After the compulsory nine-year comprehensive school, the student may go on to secondary education or to vocational school. Secondary school can be four, three, or two years. At the time when most members of the Metropolitan cohort left elementary school, i.e. around 1969, the secondary school offered four- and three-year courses and the vocational training school (fackskola) two-year courses, both with a variety of programs in different fields and various degrees of theoretical or practical orientation. Generally, the secondary school programs were more theoretical than the lines of the vocational training school. Most of them permitted entry to undergraduate studies at the universities, whereas the two-year courses did not. (This is now changed. The two-year courses have been included in the secondary school and one may go on to some undergraduate courses from them).
Secondary school had four different programs: Arts and Social Sciences, Economics, Science, and Technical; vocational training school had seven: Social and Linguistic, Social and Natural Sciences, Economics, and four technical programs (Mechanics, Building, Electro, and Chemical). Stockholm City had 40 secondary schools and the suburban area had 18.
Applicants for secondary education, including two-year vocational schools, sent in their applications to a central board for the metropolitan area, giving their preferences as to programs and schools and whether preferences of programs were more or less important 150 to them than preferences of schools. First applications could be sent to the board before a given date during the ninth year of comprehensive school and then once a year.

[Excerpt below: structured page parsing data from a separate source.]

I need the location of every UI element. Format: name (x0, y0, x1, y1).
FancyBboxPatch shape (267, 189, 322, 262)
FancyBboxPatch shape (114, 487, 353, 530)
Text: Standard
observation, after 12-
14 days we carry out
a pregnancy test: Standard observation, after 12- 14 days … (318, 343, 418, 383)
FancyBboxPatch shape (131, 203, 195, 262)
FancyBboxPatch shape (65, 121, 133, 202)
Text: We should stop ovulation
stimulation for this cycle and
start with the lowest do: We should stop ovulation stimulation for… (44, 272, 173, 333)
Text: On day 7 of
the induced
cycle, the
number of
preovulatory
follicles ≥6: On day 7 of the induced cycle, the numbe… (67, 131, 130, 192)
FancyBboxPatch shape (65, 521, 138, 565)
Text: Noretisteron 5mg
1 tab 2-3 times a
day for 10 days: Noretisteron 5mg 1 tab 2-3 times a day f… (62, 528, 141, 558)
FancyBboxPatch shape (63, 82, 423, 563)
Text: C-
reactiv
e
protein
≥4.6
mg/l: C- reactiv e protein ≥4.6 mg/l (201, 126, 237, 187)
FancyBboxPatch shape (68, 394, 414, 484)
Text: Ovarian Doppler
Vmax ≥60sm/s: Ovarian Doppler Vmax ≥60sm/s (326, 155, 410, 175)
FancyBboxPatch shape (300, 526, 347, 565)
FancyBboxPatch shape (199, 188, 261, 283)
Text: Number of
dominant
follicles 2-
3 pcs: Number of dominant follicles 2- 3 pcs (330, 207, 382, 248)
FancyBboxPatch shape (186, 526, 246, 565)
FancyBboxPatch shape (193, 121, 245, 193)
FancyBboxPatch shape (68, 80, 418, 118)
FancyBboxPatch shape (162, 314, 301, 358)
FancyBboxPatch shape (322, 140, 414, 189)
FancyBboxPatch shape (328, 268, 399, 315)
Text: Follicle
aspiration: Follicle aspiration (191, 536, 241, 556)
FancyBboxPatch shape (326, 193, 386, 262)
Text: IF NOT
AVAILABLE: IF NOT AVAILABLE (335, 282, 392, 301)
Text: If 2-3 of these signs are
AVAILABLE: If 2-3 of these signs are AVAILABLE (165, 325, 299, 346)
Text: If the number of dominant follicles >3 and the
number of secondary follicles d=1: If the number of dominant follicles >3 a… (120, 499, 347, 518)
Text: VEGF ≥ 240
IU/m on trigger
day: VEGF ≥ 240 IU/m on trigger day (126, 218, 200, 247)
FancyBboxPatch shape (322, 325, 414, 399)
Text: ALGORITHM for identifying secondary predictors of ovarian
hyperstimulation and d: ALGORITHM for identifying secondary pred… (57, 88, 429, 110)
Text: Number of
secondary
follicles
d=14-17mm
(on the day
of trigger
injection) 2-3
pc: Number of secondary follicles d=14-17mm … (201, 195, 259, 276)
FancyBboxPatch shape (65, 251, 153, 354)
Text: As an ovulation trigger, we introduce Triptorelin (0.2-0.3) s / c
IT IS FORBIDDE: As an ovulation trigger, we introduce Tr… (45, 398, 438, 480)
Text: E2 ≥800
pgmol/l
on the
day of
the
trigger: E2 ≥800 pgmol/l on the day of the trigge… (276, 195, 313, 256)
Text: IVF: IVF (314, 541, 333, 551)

The project obtained permission to search the cohort members among applications of 1968-72. For members found preferences, average marks, and the board's decisions, i.e. admittance/non-admittance, program and school if admitted, were recorded for each application. The applications were searched for each year, five times in all.
In 1968 only those one year ahead could apply, but in 1969 the majority could. These two years 8,559 first or second-time applications were found. In 1970 1,140 cohort members applied. Most of these applicants were among those who were rejected the year before or did not apply then. Some of them, however, were accepted but did not enter for some reasons or entered but now wanted to change to another program. In 1971 and 1972 only 948 and 551 members applied, respectively, for the first, second, or third time. No doubt some members applied for and began secondary school or vocational training school even later but they are not included here. If, however, they completed their secondary education they would be included among those recorded in another set of data, which the project obtained from the National Statistical Central Bureau on all members who went through secondary school or vocational training
school up till 1978. Tables from that set are not given in the present codebook.
It should be noted that applications by cohort members who had left the area and applied for admittance at a school in another area were not handled by the Board and thus were not recorded. As already mentioned rather few had left the area in 1969-72. Anyhow, secondary education outside the metropolitan area is included in the set provided by the National Statistical Central Bureau.